Photo by Erik McGregor/Pacific Press/LightRocket via Getty Images
Among the enormous power of cultural organizations is having access to the resources, spaces, and people needed to create exhibitions that tell alternate narratives. We have seen meaningful action from nonprofits like the Laundromat Project, whose fellowship is focused on considering the term ‘sanctuary’ in all its definitions for artists to become better equipped to produce important work. CultureStrike, another nonprofit, has led numerous trips to the border with artists for them to produce work that is informed by the struggles experienced by migrants everyday. MoMA’s Citizens and Borders Initiative has organized a series of exhibitions and projects that highlight the work of artists who have immigrated to the U.S., often as refugees in search of safe haven.

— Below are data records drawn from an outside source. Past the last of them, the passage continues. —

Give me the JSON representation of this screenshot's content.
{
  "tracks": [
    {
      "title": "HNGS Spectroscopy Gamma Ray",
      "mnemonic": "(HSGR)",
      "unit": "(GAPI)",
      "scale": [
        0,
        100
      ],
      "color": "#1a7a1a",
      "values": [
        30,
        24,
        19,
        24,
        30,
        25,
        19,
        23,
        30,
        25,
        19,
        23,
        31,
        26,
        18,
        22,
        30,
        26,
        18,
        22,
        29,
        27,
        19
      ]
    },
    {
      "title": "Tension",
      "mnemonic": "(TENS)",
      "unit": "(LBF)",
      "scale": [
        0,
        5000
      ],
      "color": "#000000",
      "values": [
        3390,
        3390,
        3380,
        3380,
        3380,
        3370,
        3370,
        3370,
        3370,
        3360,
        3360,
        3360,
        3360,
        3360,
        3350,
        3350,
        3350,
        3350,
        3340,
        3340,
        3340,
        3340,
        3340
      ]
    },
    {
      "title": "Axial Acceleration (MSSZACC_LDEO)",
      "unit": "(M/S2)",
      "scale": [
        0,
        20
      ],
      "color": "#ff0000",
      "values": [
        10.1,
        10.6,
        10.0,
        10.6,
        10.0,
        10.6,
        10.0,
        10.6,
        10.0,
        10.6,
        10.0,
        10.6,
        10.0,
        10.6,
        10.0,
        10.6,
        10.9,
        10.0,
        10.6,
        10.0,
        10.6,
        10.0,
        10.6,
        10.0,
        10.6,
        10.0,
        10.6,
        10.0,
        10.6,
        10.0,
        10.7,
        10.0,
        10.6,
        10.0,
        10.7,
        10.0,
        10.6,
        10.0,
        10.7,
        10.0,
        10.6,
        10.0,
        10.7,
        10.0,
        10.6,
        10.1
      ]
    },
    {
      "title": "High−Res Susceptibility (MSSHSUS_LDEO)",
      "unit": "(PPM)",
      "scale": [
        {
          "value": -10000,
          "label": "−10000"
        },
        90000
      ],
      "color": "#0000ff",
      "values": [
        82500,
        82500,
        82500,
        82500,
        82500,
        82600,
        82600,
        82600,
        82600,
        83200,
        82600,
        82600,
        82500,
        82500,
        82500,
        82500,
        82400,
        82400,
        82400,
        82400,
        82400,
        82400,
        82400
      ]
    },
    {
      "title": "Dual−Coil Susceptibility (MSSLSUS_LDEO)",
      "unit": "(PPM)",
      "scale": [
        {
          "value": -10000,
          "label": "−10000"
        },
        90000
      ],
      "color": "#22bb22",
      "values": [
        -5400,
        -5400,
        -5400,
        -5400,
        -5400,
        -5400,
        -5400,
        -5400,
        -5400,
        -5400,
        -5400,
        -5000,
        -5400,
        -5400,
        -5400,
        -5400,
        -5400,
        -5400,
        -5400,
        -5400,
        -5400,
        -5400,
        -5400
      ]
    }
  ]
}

But beyond the important curatorial efforts that platform these issues, the goal of the sanctuary movement is to create safe spaces for migrants and refugees in cultural organizations. Art Space Sanctuary, another nonprofit behind the Sanctuary Summit held last month, says on their website that this can mean agreeing “to not ask for immigration status, divulge information to federal law enforcement,” and not allowing “immigration law enforcement agents in your space without a court-ordered search warrant.”
The organizers of the event will lead the “What Can be Done” summit at the end of October with legal workshops, training, and hands-on experience. “For organizations, this is a time to push ourselves. To stretch. To take risks in the way that we hope others would be willing to do for us, if the tables were turned,” De Anda said. “We are lucky to have as a city, government officials, arts institutions and libraries that are willing to embrace this issue and support artists in having real impact on what’s happening in terms of policy and as a society.”